The traditional doctrine

A US patent claim is anticipated if, and only if, each and every element set forth in the claim is described in a single prior-art reference. A claim is barred by statute if an embodiment having each and every element is placed on sale by any party more than 1 year prior to the patentee's earliest effective filing date.

Two types of anticipation exist: express anticipation of a claim refers to the express disclosure of one element of the claim in a prior-art reference, whereas under the traditional common-law doctrine of inherent anticipation, anticipation can be found even if one of the required claim elements is not expressly described, as long as the missing element inheres in the prior art.

Traditionally, two provisos have circumscribed the reach of this doctrine. First, inherency cannot “be established by probabilities or possibilities”. For, example, the mere fact that a certain outcome could result is not sufficient. An element will be found inherent only if it is the “natural result flowing from” the express disclosure, and only if it invariably results in that outcome. Second, century-old Supreme Court precedent has established that accidental or unintentional results, not appreciated as inherent to the claim by a person of ordinary skill in the art, do not constitute anticipation. However, several recent cases discussed below illustrate that the scope for inherent anticipation has been extended and that the converse is now true.

Appreciation no longer required

In the case of Abbott Laboratories vs Geneva Pharmaceuticals (Fed. Cir. 1999) Abbott sued various parties that had proposed to market the Form IV anhydrate of Abbott's α-adrenoceptor antagonist drug, terazosin hydrochloride. Abbott owned patent claims that protected both its marketed dihydrate salt as well as various polymorphs of the compound.
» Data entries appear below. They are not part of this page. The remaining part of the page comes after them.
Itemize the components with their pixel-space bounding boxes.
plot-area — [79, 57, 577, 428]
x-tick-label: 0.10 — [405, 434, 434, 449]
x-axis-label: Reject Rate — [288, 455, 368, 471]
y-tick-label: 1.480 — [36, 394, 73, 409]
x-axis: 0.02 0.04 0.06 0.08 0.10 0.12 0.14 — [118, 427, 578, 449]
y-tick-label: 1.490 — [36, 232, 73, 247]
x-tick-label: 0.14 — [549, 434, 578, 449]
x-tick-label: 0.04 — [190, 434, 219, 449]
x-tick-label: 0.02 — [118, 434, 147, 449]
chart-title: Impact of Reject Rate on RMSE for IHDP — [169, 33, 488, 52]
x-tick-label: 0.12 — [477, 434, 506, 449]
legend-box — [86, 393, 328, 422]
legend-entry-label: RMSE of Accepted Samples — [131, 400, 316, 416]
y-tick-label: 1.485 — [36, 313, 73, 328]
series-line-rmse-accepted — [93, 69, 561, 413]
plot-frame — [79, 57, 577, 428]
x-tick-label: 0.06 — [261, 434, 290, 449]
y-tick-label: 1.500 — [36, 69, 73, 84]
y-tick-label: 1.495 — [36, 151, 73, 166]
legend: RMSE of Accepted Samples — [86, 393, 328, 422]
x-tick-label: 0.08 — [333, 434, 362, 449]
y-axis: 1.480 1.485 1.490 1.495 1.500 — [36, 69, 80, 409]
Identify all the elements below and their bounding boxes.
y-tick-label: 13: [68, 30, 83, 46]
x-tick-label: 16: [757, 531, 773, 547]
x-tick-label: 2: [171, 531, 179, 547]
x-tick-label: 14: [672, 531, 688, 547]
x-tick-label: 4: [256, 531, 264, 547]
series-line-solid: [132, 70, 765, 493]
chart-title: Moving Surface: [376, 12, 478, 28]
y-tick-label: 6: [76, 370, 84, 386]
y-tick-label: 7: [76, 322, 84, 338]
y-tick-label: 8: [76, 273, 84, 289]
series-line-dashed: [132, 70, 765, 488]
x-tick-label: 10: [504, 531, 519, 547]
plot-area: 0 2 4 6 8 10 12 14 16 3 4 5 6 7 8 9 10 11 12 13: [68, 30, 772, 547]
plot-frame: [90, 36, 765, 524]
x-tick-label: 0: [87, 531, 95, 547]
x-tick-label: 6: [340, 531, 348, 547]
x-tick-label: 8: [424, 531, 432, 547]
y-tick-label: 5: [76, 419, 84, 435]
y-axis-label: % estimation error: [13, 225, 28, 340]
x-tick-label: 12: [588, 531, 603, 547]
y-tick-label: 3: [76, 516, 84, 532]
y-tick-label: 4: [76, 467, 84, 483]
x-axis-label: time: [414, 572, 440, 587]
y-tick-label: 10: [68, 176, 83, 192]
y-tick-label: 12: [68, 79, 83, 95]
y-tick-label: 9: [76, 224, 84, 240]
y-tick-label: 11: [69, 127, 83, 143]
On the record before the Federal Circuit, it was undisputed that a company not party to the lawsuit had made at least three sales in the United States of Form IV anhydrate more than 1 year before Abbott's earliest effective filing date, and also that none of the parties to the sales then appreciated the identity of the particular crystalline form involved in the transaction. Despite the lack of such contemporaneous appreciation, the court invalidated Abbott's claim on the Form IV anhydrate, holding that the prior sales had inherently included this polymorph. The court also denied Abbott's contention that the earlier acts had been 'accidental' or 'unwitting', distinguishing the Supreme Court cases as applying only to prior art that produced “no useful ... result.”

More recently, a different Federal Circuit panel found that Schering's claims to the orally administrable loratadine metabolite, descarboethoxyloratadine (DCL, marketed as Clarinex), were inherently anticipated by the company's earlier-filed patent disclosing the parent compound (marketed as Claritin). The court expressly held that “inherent anticipation does not require that a person of ordinary skill in the art at the time would have recognized the inherent disclosure.” (Fed. Cir. 2003)

Entire invention can now be inherent

The Schering case is further remarkable for the proposition that the entire invention, rather than a single missing element, can be found to inhere in the prior art, even in a prophetic prior disclosure. Although the prior art supplied no express description 'of any part' of the DCL metabolite, because the formation of the metabolite in readily detectable amounts is the 'natural result flowing' from loratadine administration the court held the prior patent to inherently anticipate claims to DCL as a chemical compound (see Box 1).

Methods can inherently anticipate

Prior art methods can inherently anticipate both compounds, as in Schering, and later-claimed methods. Yet another panel of the Federal Circuit affirmed the invalidation of an Eli Lilly claim to a “method of blocking the uptake of monoamines by brain neurons” through the administration of fluoxetine hydrochloride (Fed. Cir. 2001). The appeals court affirmed the lower court decision that the claim was inherently anticipated by the disclosure, in another Lilly patent, of a method of treating anxiety with fluoxetine hydrochloride. The Federal Circuit ruled that there was no patentable distinction between administering fluoxetine hydrochloride for treatment of anxiety and the resulting inhibition of serotonin uptake caused by administration of the drug.